The Science of Vinegar Pickling, Explained
Spring has sprung and that means one thing: It’s time for pickles. Whether on a burger, within a taco or atop a salad, pickles give any dish great added texture and that vinegary bite that can easily become addicting. However, what is it that vinegar actually does to turn fresh fruit and vegetables into the sweet-savory-sour pickles that we love? Here’s a look at the science behind vinegar pickles.
First, a disclaimer: There are two distinct methods for pickling in this world. The one discussed below ensures preservation by immersing produce into an acidic solution (i.e. vinegar), like dill pickles and Mexican escabeche. The other, much older method is fermentation caused by a chemical reaction between naturally present bacteria and a food’s sugars, like kimchi. While we are solely focusing on the first method in this case, you can find a more in-depth explanation of the latter here.

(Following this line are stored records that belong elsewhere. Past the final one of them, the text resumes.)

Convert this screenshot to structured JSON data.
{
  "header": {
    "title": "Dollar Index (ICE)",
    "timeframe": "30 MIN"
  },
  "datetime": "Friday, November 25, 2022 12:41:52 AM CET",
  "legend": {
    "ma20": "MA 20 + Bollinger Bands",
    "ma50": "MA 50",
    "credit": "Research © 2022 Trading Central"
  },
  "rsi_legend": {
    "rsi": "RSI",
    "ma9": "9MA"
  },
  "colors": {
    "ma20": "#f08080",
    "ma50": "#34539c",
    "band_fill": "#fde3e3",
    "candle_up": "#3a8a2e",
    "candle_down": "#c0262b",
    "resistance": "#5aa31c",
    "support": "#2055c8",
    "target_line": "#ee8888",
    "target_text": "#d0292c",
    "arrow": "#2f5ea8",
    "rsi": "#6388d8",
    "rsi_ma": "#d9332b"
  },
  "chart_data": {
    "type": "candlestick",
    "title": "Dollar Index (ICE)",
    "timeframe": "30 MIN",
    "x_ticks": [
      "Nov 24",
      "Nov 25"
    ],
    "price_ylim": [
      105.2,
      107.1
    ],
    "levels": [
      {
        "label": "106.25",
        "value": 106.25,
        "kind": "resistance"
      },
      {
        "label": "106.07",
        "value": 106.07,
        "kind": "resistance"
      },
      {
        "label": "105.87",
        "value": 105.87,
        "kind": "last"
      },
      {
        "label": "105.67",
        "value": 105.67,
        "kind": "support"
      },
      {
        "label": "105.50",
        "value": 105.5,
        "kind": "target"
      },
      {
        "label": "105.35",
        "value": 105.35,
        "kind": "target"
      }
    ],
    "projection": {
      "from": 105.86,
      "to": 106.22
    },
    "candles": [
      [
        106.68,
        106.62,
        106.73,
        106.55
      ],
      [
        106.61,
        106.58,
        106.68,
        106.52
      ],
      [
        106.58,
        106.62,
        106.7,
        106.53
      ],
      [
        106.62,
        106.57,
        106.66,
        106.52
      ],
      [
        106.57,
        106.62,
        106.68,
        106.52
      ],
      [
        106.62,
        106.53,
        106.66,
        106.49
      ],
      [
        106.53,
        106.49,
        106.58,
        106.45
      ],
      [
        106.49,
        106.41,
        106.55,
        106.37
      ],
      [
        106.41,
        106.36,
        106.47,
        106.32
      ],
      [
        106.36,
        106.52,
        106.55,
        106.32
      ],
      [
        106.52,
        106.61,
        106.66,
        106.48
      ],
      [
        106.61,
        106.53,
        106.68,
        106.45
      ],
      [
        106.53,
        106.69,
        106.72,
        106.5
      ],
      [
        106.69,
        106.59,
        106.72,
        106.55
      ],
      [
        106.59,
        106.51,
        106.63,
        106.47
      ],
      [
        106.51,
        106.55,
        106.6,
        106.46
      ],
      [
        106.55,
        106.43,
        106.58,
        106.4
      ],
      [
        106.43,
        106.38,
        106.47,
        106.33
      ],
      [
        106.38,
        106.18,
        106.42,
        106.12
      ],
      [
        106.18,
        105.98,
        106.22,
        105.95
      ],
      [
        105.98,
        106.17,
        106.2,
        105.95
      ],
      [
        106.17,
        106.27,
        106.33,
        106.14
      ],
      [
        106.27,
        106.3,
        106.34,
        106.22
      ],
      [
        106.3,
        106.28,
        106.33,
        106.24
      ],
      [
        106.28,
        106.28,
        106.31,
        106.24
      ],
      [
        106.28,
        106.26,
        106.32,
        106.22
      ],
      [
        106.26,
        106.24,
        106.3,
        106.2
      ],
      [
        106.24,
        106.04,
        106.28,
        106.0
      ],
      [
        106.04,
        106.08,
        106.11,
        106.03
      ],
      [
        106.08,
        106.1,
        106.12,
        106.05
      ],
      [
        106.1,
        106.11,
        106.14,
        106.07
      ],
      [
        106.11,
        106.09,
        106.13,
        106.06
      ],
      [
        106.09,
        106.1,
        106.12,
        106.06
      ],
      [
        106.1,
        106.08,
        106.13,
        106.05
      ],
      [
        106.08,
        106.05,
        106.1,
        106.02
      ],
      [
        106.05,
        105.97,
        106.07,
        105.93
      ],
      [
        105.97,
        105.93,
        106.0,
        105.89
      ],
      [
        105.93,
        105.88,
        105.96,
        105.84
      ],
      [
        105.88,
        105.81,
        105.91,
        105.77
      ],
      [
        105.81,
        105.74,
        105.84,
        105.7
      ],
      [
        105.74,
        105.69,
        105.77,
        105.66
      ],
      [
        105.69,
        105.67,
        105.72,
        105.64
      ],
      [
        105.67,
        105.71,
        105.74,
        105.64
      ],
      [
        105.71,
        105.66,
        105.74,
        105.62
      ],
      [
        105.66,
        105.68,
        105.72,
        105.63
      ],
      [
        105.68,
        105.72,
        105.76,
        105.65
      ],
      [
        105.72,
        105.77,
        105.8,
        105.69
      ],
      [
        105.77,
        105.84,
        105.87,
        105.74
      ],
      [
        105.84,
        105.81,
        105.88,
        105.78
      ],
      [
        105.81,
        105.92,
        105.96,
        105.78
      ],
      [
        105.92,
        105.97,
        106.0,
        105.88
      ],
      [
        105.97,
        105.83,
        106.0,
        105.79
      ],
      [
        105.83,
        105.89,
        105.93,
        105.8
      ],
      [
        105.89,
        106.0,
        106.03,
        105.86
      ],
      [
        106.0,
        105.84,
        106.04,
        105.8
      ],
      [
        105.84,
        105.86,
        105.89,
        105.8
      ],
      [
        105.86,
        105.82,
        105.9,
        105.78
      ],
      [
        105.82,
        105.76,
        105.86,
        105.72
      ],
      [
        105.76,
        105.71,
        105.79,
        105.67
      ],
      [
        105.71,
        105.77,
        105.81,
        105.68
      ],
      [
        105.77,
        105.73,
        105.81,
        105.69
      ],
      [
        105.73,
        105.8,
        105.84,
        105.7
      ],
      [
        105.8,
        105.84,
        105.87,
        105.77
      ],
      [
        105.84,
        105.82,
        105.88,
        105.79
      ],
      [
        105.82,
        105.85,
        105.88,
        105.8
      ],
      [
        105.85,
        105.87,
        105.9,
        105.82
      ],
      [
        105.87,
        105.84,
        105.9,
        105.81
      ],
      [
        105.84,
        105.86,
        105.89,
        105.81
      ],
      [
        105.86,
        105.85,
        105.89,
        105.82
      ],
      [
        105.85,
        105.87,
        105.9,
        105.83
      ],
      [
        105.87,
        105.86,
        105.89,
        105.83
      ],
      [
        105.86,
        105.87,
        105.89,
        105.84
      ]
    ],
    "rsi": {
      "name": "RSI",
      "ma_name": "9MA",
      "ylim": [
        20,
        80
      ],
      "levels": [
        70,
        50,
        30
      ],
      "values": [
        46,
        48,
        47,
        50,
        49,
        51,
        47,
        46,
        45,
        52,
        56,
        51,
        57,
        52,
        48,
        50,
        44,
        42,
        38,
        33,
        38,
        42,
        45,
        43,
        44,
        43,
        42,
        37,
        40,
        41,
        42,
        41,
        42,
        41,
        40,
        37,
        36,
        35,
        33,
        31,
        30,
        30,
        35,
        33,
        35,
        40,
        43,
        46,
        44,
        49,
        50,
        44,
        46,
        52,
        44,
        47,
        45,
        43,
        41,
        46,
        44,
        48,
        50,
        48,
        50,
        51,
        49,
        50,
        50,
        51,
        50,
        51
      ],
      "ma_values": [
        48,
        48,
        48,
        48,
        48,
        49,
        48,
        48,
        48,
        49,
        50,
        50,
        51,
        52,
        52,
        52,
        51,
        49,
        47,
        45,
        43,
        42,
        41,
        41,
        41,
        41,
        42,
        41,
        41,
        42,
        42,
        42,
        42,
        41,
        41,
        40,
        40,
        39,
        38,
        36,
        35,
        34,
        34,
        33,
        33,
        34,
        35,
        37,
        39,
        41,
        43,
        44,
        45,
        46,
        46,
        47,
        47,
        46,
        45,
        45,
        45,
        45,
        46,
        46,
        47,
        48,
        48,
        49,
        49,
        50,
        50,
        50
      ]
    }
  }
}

Vinegar pickling (or quick pickling) is a simple process. Water, salt and vinegar (and sometimes sugar) are combined and heated and then fruit or vegetables are immersed in that liquid. However, there is a lot of variation within those ingredients that needs to be taken into account.
According to Eugenia Bone, author of Well-Preserved: Recipes and Techniques for Putting Up Small Batches of Seasonal Foods, the most important thing about vinegar is its five percent acidity, which causes changes in flavor and texture and acts as a preservative. In terms of which vinegar to use, it depends on the desired taste and color of your pickles. Distilled white vinegar and white wine vinegar are most popular because they won't affect the color of most vegetables (red onions, however, will turn bright pink when exposed to white vinegar). The other common option is cider vinegar, which offers a milder flavor, but causes the produce to darken.
Next, there's the question of salt. According to Bone, the best salts to use for pickling are pickling (or canning) salt or kosher salt. Pickling salt is pure granulated salt and is free of anti-caking agents, which can cause the pickling liquid to turn cloudy. Kosher salt, however, has large crystals, which do not dissolve as quickly as pickling salt. Either salt is fine, but kosher salt will take more effort to use.
The water you use to pickle can also make a big difference. According to Bone, hard water, which is rich in minerals, and heavily chlorinated water can both interfere with the pickling process. But if you're comfortable drinking the water, it's probably fine for your pickling project.
There's one more defining thing about vinegar pickling: It involves no fermentation. In addition, vinegar pickled foods lose much of their nutritional value over time. Nonetheless, they stay quite delicious for quite a while.
Vinegar-based pickling is a much faster process than fermentation pickling. In its quickest form, you'll just boil a vinegar solution, pour it over the the object of your pickling desire, let it all cool and stash it in the fridge.
But for maximum preservation power, you'll want to do this: Brine the vegetables (to add crispiness and flavor), then drain them, then boil them in a vinegar solution. Package the vegetables and liquid into jars, cover them in the remaining hot vinegar solution and can them.
Either way, the vinegar’s acetic acid will increase the the vegetables’ acidity and kill off any existing microorganisms, which will help prevent prevent short-term spoilage.
Pickling is a sort of controlled decay, according to according to Dr. Bruno Xavier, a food processing authority at Cornell University. "When living organisms die, they activate several responses in the tissue that trigger the release of enzymes," says Xavier, that start to break down the vegetable. The acid from the vinegar, along with naturally forming acids in the food itself, slows down that decaying process. "There are certain salts," Xavier adds, "especially those containing calcium, that will help preserve some of the crunchiness of the pickle." You'll find those salts in commercial pickles.